The work was done in the lab of Rebecca Richards-Kortum, who is the Rice Stanley C. Moore professor and chair at the university's Department of Bioengineering. She is also the director of the Rice 360˚: Institute for Global Health Technologies. She was in charge of the team that included sophomore Lila Kerr (a Dayton, Ohio resident majoring in sociology), and freshman Lauren Theis (who was born in San Antonio, Texas, and majors in political sciences).

“There was a whole range of projects to take on this year, and luckily we got one that wasn't terribly engineering-intensive,” Kerr says. “We were essentially told we need to find a way to diagnose anemia without power, without it being very costly and with a portable device,” Theis explains.

The two discovered that a simple salad spinner was sufficient for most of these demands. When the students placed test tubes containing no more than 15 microliters of blood inside, and then spun the whole thing for about 10 minutes, they discovered that the heavier blood cells had separated from the lighter plasma. This is precisely what an expensive, electric centrifuge does, but their new device needs no electricity, and spares users of the costs associated with operating a complex electronic device.

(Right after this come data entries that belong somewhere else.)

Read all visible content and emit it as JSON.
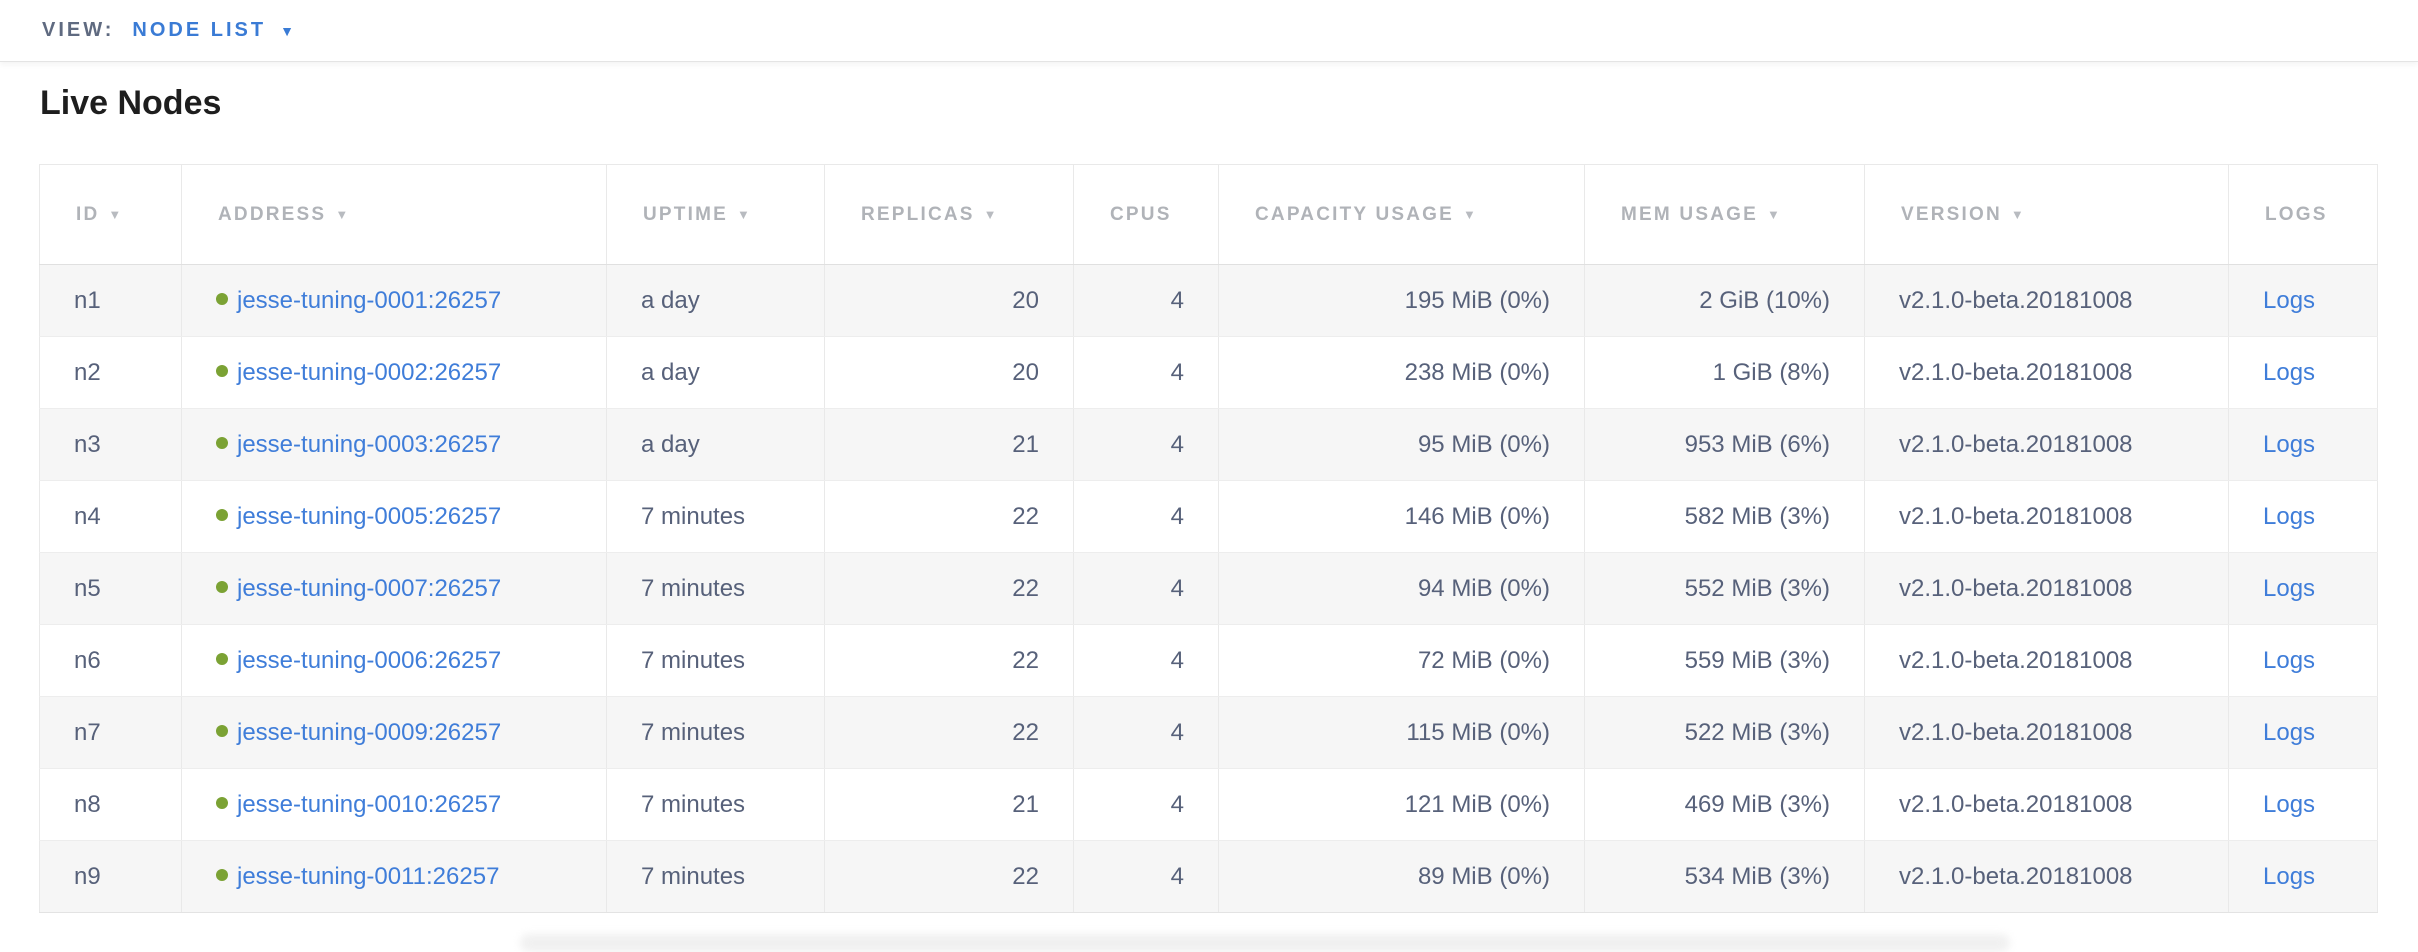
{
  "view_bar": {
    "label": "VIEW:",
    "selected": "NODE LIST",
    "caret": "▼"
  },
  "page": {
    "title": "Live Nodes"
  },
  "colors": {
    "accent_blue": "#3a7bd5",
    "link_blue": "#3f7dd9",
    "live_dot_green": "#7ba234",
    "header_gray": "#b0b3b8",
    "data_slate": "#57617a"
  },
  "table": {
    "sort_arrow": "▼",
    "columns": [
      {
        "key": "id",
        "label": "ID",
        "sortable": true,
        "align": "left"
      },
      {
        "key": "address",
        "label": "ADDRESS",
        "sortable": true,
        "align": "left"
      },
      {
        "key": "uptime",
        "label": "UPTIME",
        "sortable": true,
        "align": "left"
      },
      {
        "key": "replicas",
        "label": "REPLICAS",
        "sortable": true,
        "align": "right"
      },
      {
        "key": "cpus",
        "label": "CPUS",
        "sortable": false,
        "align": "right"
      },
      {
        "key": "capacity",
        "label": "CAPACITY USAGE",
        "sortable": true,
        "align": "right"
      },
      {
        "key": "mem",
        "label": "MEM USAGE",
        "sortable": true,
        "align": "right"
      },
      {
        "key": "version",
        "label": "VERSION",
        "sortable": true,
        "align": "left"
      },
      {
        "key": "logs",
        "label": "LOGS",
        "sortable": false,
        "align": "left"
      }
    ],
    "rows": [
      {
        "id": "n1",
        "status": "live",
        "address": "jesse-tuning-0001:26257",
        "uptime": "a day",
        "replicas": "20",
        "cpus": "4",
        "capacity": "195 MiB (0%)",
        "mem": "2 GiB (10%)",
        "version": "v2.1.0-beta.20181008",
        "logs": "Logs"
      },
      {
        "id": "n2",
        "status": "live",
        "address": "jesse-tuning-0002:26257",
        "uptime": "a day",
        "replicas": "20",
        "cpus": "4",
        "capacity": "238 MiB (0%)",
        "mem": "1 GiB (8%)",
        "version": "v2.1.0-beta.20181008",
        "logs": "Logs"
      },
      {
        "id": "n3",
        "status": "live",
        "address": "jesse-tuning-0003:26257",
        "uptime": "a day",
        "replicas": "21",
        "cpus": "4",
        "capacity": "95 MiB (0%)",
        "mem": "953 MiB (6%)",
        "version": "v2.1.0-beta.20181008",
        "logs": "Logs"
      },
      {
        "id": "n4",
        "status": "live",
        "address": "jesse-tuning-0005:26257",
        "uptime": "7 minutes",
        "replicas": "22",
        "cpus": "4",
        "capacity": "146 MiB (0%)",
        "mem": "582 MiB (3%)",
        "version": "v2.1.0-beta.20181008",
        "logs": "Logs"
      },
      {
        "id": "n5",
        "status": "live",
        "address": "jesse-tuning-0007:26257",
        "uptime": "7 minutes",
        "replicas": "22",
        "cpus": "4",
        "capacity": "94 MiB (0%)",
        "mem": "552 MiB (3%)",
        "version": "v2.1.0-beta.20181008",
        "logs": "Logs"
      },
      {
        "id": "n6",
        "status": "live",
        "address": "jesse-tuning-0006:26257",
        "uptime": "7 minutes",
        "replicas": "22",
        "cpus": "4",
        "capacity": "72 MiB (0%)",
        "mem": "559 MiB (3%)",
        "version": "v2.1.0-beta.20181008",
        "logs": "Logs"
      },
      {
        "id": "n7",
        "status": "live",
        "address": "jesse-tuning-0009:26257",
        "uptime": "7 minutes",
        "replicas": "22",
        "cpus": "4",
        "capacity": "115 MiB (0%)",
        "mem": "522 MiB (3%)",
        "version": "v2.1.0-beta.20181008",
        "logs": "Logs"
      },
      {
        "id": "n8",
        "status": "live",
        "address": "jesse-tuning-0010:26257",
        "uptime": "7 minutes",
        "replicas": "21",
        "cpus": "4",
        "capacity": "121 MiB (0%)",
        "mem": "469 MiB (3%)",
        "version": "v2.1.0-beta.20181008",
        "logs": "Logs"
      },
      {
        "id": "n9",
        "status": "live",
        "address": "jesse-tuning-0011:26257",
        "uptime": "7 minutes",
        "replicas": "22",
        "cpus": "4",
        "capacity": "89 MiB (0%)",
        "mem": "534 MiB (3%)",
        "version": "v2.1.0-beta.20181008",
        "logs": "Logs"
      }
    ]
  }
}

“The students really did an amazing job of taking very simple, low-cost materials and creating a device their research shows correlates nicely with hematocrit levels in the blood. Many of the patients seen in developing world clinics are anemic, and it's a severe health problem. Being able to diagnose it with no power, with a device that's extremely lightweight, is very valuable,” says the director of the Rice Oshman Engineering Design Kitchen (OEDK), Maria Oden. She is also an engineering education professor at Rice. Measuring the ratio of red blood cells to the total volume of blood can help experts diagnose conditions such as tuberculosis, malaria, malnutrition, and HIV/AIDS.

Speaking about the advantages of the new centrifuge, the students said: “We've pumped it for 20 minutes with no problem. Ten minutes is a breeze. It's all plastic and pretty durable. We haven't brought it overseas yet, of course, but we've trekked it back and forth across campus in our backpacks and grocery bags and it's held up fine.” The mixer can analyze up to 30 samples simultaneously, as opposed to other, small electrical centrifuges, which can only mix 4 samples at a time.